Sheldon S. Wolin (1922-2015) was Emeritus Professor of Politics at Princeton University. He taught political theory for 40 years at Oberlin College, the Universities of California, Berkeley, Santa Cruz, and Los Angeles, Princeton University, Cornell University, and Oxford University.
He was the founding editor of the Journal of Democracy and a former regular contributor to The New York Review of Books. His books include Politics and Vision: Continuity and Innovation in Western Thought [1960] and Tocqueville between Two Worlds [2001]. Wolin’s propheticism about U.S. political life sought to recognize the fugitive character of democracy in order to retain its reformative power, encouraging local and particular modes of political participation which can resist the totalizing tendencies of statist power.

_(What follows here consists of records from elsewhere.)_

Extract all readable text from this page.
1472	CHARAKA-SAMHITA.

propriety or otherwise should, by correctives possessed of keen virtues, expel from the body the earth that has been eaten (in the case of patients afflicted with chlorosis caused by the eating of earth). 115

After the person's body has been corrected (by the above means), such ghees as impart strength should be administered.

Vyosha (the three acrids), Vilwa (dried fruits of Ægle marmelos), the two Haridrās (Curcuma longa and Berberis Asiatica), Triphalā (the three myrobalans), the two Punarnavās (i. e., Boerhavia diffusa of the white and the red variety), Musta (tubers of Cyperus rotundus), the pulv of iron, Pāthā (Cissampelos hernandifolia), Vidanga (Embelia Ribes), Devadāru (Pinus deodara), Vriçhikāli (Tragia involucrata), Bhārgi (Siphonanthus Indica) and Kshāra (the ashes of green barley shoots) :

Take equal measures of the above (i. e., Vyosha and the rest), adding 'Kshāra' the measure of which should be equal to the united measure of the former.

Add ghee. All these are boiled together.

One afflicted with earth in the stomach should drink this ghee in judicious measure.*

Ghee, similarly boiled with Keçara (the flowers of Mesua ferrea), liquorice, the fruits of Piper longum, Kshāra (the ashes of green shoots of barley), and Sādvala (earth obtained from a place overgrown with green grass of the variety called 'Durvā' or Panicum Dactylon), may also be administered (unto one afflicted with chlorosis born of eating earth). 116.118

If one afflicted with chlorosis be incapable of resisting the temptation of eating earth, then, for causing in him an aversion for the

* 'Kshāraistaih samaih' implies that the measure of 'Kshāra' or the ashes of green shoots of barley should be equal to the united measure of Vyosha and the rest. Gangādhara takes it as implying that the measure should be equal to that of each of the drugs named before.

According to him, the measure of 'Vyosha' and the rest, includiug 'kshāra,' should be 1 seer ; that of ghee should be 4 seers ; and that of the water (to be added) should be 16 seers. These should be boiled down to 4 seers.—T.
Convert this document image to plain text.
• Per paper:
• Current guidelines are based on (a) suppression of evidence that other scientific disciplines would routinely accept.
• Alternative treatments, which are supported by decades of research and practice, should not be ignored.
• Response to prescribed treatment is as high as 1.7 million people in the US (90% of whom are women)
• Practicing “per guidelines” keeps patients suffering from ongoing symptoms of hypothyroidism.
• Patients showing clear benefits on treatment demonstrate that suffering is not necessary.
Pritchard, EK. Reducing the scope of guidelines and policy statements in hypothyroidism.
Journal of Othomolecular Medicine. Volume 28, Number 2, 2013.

His last book, Democracy Incorporated: Managed Democracy and the Specter of Inverted Totalitarianism, was a devastating critique of the contemporary government of the United States—including what happened to it in recent years and what must be done if it is not to disappear into history along with its classic totalitarian predecessors: Fascist Italy, Nazi Germany and Bolshevik Russia. “With his fundamental grasp of political theory and restless spirit to get at the essence of what threatens modern democracy,” Rakesh Khurana wrote, "Wolin demonstrates that the threats to our democratic traditions and institutions are not always from outside, but may come from within.”